Current legislation needs to be amended in order for all investors – pensioners, community banks and individuals – to be repaid and create a solid platform for the mortgage market to thrive.

  1. Repayment of Pensioners, Community Banks and Individuals invested in Fannie and Freddie.
  2. Stricter lending standards and oversight of Fannie and Freddie.
  3. Affordable housing goals reinstated and upheld under stricter oversight.

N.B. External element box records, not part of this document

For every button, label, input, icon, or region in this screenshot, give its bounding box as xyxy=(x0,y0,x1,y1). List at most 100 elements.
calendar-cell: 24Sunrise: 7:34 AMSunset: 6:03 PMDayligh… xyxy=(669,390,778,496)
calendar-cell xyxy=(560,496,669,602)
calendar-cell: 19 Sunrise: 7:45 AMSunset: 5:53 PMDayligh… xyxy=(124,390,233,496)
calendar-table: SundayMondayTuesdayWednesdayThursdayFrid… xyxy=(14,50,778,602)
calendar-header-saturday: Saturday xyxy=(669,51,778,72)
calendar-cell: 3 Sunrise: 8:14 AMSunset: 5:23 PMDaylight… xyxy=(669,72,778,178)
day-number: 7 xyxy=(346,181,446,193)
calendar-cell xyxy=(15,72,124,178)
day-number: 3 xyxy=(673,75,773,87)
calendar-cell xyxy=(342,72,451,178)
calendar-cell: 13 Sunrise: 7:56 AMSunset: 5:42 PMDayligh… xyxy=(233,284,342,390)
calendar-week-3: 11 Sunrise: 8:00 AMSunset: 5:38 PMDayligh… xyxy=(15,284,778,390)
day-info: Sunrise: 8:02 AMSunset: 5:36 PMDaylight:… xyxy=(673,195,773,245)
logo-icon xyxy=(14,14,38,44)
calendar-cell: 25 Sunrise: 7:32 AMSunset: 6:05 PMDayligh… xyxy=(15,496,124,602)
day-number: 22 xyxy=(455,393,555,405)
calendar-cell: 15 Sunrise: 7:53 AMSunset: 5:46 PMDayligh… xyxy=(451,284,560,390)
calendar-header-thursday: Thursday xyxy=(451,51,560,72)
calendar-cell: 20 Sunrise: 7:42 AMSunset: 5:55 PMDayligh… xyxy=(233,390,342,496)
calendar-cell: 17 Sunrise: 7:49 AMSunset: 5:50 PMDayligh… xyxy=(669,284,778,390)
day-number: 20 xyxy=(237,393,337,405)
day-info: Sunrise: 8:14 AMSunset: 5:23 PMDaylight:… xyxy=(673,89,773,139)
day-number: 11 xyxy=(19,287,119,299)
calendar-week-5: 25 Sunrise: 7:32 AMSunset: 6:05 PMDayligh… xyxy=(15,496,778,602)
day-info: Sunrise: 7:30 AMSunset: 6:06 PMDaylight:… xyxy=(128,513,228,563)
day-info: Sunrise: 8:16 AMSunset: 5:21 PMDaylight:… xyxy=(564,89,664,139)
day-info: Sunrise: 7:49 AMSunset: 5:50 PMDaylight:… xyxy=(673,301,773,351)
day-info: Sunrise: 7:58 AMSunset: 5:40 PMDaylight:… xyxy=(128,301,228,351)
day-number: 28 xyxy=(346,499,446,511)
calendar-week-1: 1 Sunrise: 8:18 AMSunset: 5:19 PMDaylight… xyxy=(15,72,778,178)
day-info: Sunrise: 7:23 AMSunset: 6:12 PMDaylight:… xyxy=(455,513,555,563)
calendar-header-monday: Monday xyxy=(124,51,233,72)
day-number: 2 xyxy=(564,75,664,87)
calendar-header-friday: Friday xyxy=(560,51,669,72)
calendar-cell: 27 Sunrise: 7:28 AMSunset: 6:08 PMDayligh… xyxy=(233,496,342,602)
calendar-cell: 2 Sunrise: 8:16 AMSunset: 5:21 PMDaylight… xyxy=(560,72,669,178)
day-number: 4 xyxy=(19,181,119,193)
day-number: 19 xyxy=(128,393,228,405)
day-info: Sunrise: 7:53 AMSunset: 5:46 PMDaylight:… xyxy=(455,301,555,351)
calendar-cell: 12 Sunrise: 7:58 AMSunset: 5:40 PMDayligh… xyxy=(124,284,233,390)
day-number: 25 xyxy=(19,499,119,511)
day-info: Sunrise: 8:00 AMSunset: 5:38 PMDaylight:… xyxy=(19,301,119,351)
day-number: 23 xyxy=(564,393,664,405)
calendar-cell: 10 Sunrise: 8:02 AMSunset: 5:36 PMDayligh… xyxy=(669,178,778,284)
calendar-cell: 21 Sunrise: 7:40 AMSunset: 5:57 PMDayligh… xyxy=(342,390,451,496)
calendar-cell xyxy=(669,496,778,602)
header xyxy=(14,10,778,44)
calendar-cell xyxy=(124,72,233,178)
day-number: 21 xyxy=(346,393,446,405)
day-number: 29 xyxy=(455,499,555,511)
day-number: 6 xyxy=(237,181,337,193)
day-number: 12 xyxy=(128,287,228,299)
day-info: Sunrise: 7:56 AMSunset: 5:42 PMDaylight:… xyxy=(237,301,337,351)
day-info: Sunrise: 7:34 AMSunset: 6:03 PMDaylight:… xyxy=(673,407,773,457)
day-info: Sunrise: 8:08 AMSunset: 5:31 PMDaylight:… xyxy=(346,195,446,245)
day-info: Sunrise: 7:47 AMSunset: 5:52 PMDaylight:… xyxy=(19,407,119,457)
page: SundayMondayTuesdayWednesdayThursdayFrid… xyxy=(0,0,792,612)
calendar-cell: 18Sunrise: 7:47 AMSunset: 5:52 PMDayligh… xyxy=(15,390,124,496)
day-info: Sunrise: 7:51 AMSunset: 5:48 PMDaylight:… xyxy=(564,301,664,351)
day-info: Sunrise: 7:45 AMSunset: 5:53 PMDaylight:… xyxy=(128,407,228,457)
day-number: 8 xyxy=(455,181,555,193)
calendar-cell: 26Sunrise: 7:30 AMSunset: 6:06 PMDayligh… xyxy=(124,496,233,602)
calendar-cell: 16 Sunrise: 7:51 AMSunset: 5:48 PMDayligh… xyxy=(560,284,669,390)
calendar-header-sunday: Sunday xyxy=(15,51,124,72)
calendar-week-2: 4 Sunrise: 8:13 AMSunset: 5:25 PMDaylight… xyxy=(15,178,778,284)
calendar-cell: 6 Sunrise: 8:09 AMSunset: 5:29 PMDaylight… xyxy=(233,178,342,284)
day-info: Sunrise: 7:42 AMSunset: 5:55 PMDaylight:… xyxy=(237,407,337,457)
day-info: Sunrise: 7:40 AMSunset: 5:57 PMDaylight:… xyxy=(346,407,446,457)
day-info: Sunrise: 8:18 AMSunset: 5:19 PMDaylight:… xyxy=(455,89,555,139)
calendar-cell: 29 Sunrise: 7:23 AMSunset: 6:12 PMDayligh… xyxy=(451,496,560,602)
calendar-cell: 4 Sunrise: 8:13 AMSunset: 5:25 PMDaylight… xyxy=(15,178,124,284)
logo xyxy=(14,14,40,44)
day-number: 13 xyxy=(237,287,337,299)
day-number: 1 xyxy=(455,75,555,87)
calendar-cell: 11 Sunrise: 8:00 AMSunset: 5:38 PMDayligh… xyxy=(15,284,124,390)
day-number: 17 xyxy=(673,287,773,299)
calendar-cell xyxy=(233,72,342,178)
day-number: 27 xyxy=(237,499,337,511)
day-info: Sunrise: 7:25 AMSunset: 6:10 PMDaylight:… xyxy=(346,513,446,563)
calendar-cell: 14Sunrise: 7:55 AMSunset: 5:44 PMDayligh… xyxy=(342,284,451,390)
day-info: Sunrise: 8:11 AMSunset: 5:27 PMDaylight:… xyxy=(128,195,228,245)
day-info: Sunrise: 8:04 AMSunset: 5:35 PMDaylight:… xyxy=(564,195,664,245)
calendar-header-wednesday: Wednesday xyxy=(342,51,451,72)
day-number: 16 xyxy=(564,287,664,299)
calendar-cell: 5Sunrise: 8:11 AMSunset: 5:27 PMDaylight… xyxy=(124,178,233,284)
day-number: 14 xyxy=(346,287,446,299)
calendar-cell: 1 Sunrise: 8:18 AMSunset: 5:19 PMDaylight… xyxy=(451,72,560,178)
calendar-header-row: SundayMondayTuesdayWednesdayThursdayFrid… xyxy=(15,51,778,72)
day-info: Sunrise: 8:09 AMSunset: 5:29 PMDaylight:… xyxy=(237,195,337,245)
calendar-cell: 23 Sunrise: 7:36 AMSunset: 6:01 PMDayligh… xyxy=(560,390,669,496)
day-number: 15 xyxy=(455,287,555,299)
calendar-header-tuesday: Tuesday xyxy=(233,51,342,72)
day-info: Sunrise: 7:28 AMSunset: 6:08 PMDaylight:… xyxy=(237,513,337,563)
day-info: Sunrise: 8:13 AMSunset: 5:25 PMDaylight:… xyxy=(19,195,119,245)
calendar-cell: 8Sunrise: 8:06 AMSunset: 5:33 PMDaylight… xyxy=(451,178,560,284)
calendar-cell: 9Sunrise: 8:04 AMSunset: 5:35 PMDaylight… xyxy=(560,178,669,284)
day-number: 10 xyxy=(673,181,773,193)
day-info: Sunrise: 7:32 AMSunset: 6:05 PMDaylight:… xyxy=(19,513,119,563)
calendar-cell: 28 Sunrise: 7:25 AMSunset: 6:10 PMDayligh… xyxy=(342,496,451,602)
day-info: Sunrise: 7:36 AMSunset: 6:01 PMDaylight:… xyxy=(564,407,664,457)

Click here for more information

Investors Unite works to educate Fannie Mae and Freddie Mac shareholders and lawmakers of the importance of reforming the GSEs in a way that will reimburse shareholders what they are contractually and legally owed, but have not been paid.

Issue Background

The United States Congress is considering Government Sponsored Enterprise (GSE) reform that would wipe out Fannie Mae and Freddie Mac shareholders for good. These shareholders include everyday Americans such as public service retirees, teachers, firefighters and police officers. These individuals and pension funds invested in the GSEs before, during, and after the conservatorship and should be made whole under any reform. Taxpayers have been repaid with interest for their 2008 bailout of the GSEs.

Our country’s respect for the rule of law demands that private property rights be protected and Investors Unite gives Fannie Mae and Freddie Mac shareholders a voice in that fight.